All three measures of attitudes and beliefs were significantly associated with vaccine intention (ie, plan to get vaccinated as soon as possible, see table 2, model 1). Participants were more likely to intend to get vaccinated if they thought they might get sick with COVID-19 within 12 months (+9.2 percentage points, p<0.05), and if they believed that the vaccine is effective in preventing COVID-19 infection and/or death (+31.6 percentage points, p<0.01). Participants who believed that the vaccine is unsafe were less likely to intend to get vaccinated (−19.6 percentage points, p<0.01). Stated vaccine intentions were also associated with social norms, with intentions greater among participants who believed that most people in their area had been vaccinated (+7.0 percentage points, p<0.05, compared with those who believed hardly anyone or did not know), and among participants who lived with someone already vaccinated against COVID-19 (+6.6 percentage points, p<0.05). The association between perceived behavioural control and vaccine intention ran in the opposite direction to TPB predictions: those with greater access-related barriers were more likely to plan to get vaccinated as soon as possible (+8.0 percentage points per scale point, p<0.01). Model 2 (table 2) replaced the access barrier scale with each binary component of the scale to explore this further. All components had a positive association, with not having time strongly associated with plans to get vaccinated as soon as possible (+12.2 percentage points, p<0.01).

Table 2

Multivariable ordinary least squares regression models of COVID-19 vaccine intention (dependent variable: plans to get vaccinated as soon as possible, Survey 1) with control variables

Results were substantively similar in unadjusted (online supplemental table S1), logistic (online supplemental table S2) and full Survey 1 sample (online supplemental table S3) models.

Supplemental material

COVID-19 vaccine uptake

Three hundred and eighty-six CVACS participants self-reported having received at least one dose of a coronavirus vaccine at Survey 2, a vaccination rate of 19% between November/December 2021 and March 2022. The equivalent vaccination rate among all adult South Africans unvaccinated by mid-December 2021 was approximately 7.5% over the same period.4 The higher vaccination rate within the study sample was likely driven by selection bias arising from survey attrition and sample selection (ie, those who agreed to be reinterviewed may have been more likely to have been vaccinated).

Predictors of COVID-19 vaccine uptake

Vaccine intention was strongly associated with vaccine uptake (table 3, models 1 and 2).
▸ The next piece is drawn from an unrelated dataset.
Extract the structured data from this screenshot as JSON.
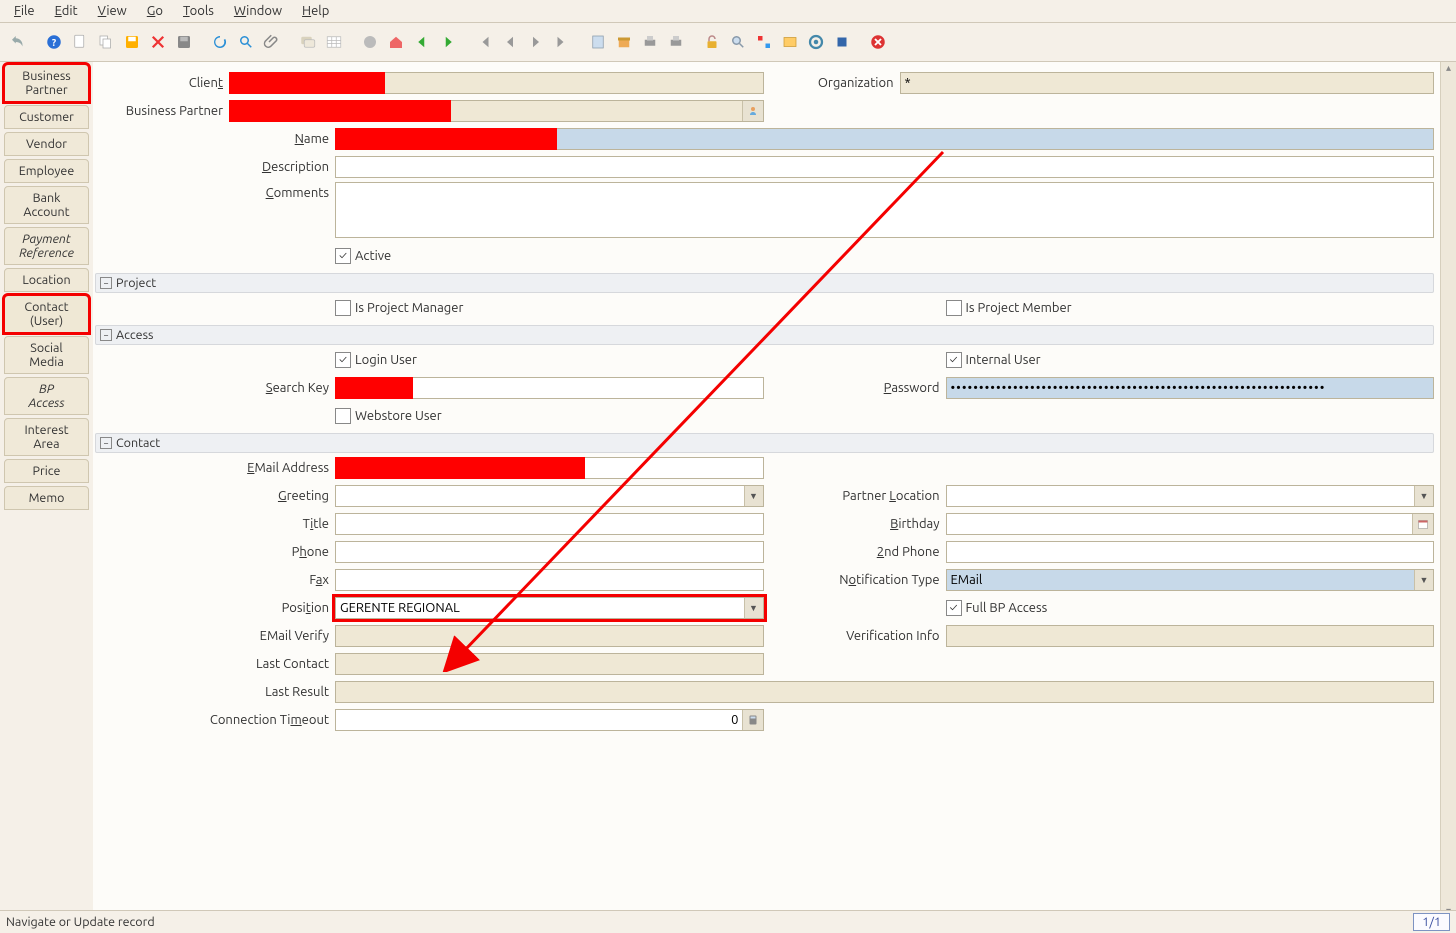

Participants who reported in Survey 1 that they wanted to get vaccinated as soon as possible were 27.2 percentage points more likely (p<0.01) to get vaccinated than other participants (model 1). Using the categorical measure of intentions, with the reference group being those who reported ‘wait and see’ in Survey 1, individuals who wanted to get vaccinated as soon as possible were 24.4 percentage points more likely (p<0.01) to get vaccinated, and those who definitely did not want to get vaccinated were 7.8 percentage points less likely (p<0.01) to get vaccinated (model 2).

Table 3

Multivariable ordinary least squares regression models of COVID-19 vaccine uptake (dependent variable: vaccine status in Survey 2)

With vaccine intentions excluded from the analysis, two of the attitude/belief measures were significantly associated with vaccine uptake (table 3, model 3). Participants were more likely to get vaccinated if they believed that the vaccine is effective in preventing COVID-19 infection and/or death (+12.4 percentage points, p<0.01). Participants were less likely to get vaccinated if they believed that the vaccine is unsafe (−9.0 percentage points, p<0.01). Neither the subjective norms nor the behavioural control measures were significant predictors of vaccine uptake among the full balanced panel sample.

As expected (based on the TPB), in the full model with vaccine intentions included (table 3, models 4 and 5), only vaccine intentions remained a significant predictor of vaccine uptake.

Results were substantively similar in unadjusted (online supplemental table S4) and logistic (online supplemental table S5) models.

Subgroup analysis: predictors of COVID-19 vaccine uptake among participants concerned about vaccine safety and among participants concerned about vaccine efficacy

Among participants who did not believe the vaccine is safe (table 4, model 1), participants were more likely to get vaccinated if they thought they may get sick with COVID-19 within 12 months (+12.9 percentage points, p<0.05), if they believed that the vaccine is effective in preventing COVID-19 infection and/or death (+8.7 percentage points, p<0.05) and if they lived with someone already vaccinated against COVID-19 (+6.4 percentage points, p<0.05).

Table 4

Multivariable ordinary least squares regression models of COVID-19 vaccine uptake among participants concerned about vaccine safety (model 1) and participants who do not believe the vaccine is effective (model 2)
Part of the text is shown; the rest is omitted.